Tautomerization is the name given to the process by which keto and enol forms interconvert. The keto and enol forms are constitutional isomers that reach an equilibrium in acidic or basic conditions.
Tautomerization is possible in both acidic and basic solution. Let’s look at the mechanisms to go from ketone to enol and back to ketone. The keto form is the familiar carbonyl, while the enol form is basically a vinyl alcohol.
The first step in the acidic mechanism is protonation. Heads up: H3O+ is the same thing as H2O and H+. Once the protonated carbonyl is formed, the conjugate base will remove the acidic alpha hydrogen. This forms a bond between the carbonyl carbon and the alpha carbon, and the carbonyl’s pi-electrons are kicked onto the oxygen to form the enol.
To go back to the keto form the oxygen reforms the carbonyl, and the C=C bond’s pi-electrons deprotonate the H3O+ to form H2O again. Then the water removes the proton from the oxygen and voila! You’ve got nice C-C and C=O bonds again.

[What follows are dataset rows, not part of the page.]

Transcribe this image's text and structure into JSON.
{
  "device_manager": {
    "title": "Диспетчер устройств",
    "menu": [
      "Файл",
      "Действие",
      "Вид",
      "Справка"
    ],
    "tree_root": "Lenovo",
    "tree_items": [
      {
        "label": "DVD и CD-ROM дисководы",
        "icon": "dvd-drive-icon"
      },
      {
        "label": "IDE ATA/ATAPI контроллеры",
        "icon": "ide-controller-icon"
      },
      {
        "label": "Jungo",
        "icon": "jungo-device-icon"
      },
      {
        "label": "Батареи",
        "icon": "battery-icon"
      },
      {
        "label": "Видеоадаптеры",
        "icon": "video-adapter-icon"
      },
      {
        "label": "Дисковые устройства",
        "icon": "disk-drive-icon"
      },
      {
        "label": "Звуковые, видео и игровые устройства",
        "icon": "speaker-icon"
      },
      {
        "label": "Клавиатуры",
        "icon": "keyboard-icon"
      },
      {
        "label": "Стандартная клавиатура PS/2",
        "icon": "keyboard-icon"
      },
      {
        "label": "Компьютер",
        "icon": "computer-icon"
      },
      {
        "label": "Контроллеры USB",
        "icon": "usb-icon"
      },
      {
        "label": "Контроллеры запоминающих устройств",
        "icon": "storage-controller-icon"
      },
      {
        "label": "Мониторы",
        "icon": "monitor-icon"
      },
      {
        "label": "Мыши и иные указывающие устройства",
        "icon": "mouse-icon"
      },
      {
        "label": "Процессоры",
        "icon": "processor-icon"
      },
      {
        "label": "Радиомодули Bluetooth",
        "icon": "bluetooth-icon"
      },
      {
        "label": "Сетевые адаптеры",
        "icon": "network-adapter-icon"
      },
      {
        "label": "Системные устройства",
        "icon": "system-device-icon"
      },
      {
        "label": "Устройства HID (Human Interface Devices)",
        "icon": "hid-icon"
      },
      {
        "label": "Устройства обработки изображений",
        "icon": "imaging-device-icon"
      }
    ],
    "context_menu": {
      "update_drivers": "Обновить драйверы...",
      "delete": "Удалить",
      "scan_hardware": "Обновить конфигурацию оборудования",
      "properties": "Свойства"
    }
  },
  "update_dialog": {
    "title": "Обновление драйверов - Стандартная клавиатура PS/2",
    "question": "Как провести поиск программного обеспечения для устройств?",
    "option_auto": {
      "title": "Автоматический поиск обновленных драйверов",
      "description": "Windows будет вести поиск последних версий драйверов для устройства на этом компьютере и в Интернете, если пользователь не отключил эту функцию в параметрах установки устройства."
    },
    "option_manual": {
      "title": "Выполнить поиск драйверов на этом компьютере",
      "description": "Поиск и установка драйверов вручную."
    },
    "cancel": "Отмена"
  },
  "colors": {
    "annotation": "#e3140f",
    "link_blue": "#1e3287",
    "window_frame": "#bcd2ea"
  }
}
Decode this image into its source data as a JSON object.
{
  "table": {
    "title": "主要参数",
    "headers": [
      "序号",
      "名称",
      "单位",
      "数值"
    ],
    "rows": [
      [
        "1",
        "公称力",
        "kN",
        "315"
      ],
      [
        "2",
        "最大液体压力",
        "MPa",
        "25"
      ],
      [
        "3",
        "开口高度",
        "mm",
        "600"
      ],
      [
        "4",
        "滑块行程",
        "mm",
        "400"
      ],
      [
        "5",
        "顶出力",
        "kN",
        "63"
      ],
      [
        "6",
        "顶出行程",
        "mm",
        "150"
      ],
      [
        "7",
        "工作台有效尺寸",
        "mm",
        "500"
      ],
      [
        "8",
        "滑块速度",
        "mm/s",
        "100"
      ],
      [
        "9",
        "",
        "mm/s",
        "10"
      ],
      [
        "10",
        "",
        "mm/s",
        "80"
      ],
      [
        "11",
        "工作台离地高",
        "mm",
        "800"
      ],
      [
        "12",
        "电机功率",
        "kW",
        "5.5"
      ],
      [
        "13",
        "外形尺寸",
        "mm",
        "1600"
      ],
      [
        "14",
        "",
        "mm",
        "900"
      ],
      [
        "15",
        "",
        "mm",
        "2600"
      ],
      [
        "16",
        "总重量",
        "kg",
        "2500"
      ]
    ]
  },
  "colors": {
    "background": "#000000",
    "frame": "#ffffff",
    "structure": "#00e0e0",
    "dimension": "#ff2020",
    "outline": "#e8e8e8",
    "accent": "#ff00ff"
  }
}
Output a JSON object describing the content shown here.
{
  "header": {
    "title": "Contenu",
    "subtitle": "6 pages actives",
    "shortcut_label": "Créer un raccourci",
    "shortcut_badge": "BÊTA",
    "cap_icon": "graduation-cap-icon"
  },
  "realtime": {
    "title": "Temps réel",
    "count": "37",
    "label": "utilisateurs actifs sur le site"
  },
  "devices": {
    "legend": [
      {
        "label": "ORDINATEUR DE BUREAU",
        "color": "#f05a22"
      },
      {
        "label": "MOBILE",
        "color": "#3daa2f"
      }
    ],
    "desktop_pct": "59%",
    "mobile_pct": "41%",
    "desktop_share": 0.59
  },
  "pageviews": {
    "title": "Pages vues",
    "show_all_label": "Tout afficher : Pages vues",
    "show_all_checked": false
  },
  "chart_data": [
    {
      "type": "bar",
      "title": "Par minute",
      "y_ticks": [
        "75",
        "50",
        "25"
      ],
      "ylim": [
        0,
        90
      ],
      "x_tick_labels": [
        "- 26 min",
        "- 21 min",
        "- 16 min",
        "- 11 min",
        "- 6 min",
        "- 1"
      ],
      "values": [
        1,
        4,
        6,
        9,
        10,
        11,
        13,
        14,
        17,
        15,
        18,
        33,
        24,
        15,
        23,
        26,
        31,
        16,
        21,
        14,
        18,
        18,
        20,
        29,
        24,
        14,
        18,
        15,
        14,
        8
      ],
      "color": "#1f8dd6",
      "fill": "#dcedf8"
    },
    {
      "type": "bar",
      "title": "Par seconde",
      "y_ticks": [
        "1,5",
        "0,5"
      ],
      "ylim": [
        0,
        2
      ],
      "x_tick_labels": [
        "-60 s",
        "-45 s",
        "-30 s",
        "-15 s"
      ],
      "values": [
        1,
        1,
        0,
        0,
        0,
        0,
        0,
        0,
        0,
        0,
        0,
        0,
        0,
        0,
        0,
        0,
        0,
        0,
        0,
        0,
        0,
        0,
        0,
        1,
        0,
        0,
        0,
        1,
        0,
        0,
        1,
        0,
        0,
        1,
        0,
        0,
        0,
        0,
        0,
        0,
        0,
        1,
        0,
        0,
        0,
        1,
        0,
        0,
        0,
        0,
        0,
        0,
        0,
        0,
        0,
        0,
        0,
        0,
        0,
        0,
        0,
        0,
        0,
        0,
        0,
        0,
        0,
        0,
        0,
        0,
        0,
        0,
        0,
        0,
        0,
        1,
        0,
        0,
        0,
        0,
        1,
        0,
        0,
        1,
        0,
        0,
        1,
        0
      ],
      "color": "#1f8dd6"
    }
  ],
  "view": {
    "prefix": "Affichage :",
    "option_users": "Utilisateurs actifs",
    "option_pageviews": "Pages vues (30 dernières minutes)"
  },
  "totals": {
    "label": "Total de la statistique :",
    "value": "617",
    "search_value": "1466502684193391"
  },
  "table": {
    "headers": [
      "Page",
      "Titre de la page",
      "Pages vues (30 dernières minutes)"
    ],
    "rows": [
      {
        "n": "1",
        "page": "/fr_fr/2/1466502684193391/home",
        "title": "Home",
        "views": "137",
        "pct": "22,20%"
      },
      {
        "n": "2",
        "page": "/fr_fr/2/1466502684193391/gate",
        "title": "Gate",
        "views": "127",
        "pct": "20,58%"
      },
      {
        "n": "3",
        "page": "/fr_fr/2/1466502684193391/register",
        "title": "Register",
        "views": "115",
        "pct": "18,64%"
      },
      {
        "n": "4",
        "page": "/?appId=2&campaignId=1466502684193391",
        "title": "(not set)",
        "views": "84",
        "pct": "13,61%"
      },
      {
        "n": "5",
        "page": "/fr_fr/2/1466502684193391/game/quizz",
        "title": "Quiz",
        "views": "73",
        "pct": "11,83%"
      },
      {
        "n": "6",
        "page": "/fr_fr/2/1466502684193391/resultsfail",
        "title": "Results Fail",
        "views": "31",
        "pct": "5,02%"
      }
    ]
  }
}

The base-catalyzed mechanism starts with the deprotonation of the alpha carbon by a base like –OH. This deprotonated enol is called an enolate, and it’s found extensively in condensation reactions. The anionic oxygen grabs the hydrogen from the conjugate acid, and now we’ve got ourselves an enol.
To go back to the keto form, the alcohol is deprotonated. Then the anionic oxygen kicks a lone pair down to reform the carbonyl, and the C=C bond’s pi-electrons are used to deprotonate the H2O to form –OH again.
In general, the keto form predominates in equilibrium because it is lower in energy. You can even think about this in terms of an acid-base reaction. Equilibrium direction goes from more acidic to less acidic, so it makes sense that the equilibrium would favor the keto form. An alpha hydrogen’s pka is about 20, and an alcohol’s pka is about 16. The alcohol is about ten thousand times as acidic as the alpha carbon.
The equilibrium of beta dicarbonyls will actually shift toward the enol form. Why? The enol form is conjugated from one oxygen to the other though the c-c pi-bond, and it also has that hydrogen attached to one of the oxygens which results in hydrogen bonding to the other oxygen.
Imines and enamines can actually tautomerize just like ketones and enols. Imine-enamine tautomerization actually plays a pretty big role in enamine alkylation through the Stork enamine mechanism.
P.S. Sometimes tautomerization can occur in DNA base pairs. Normally guanine pairs with cytosine, but the enol form of guanine will actually pair with thymine. Just another way Genetics can get pretty complicated.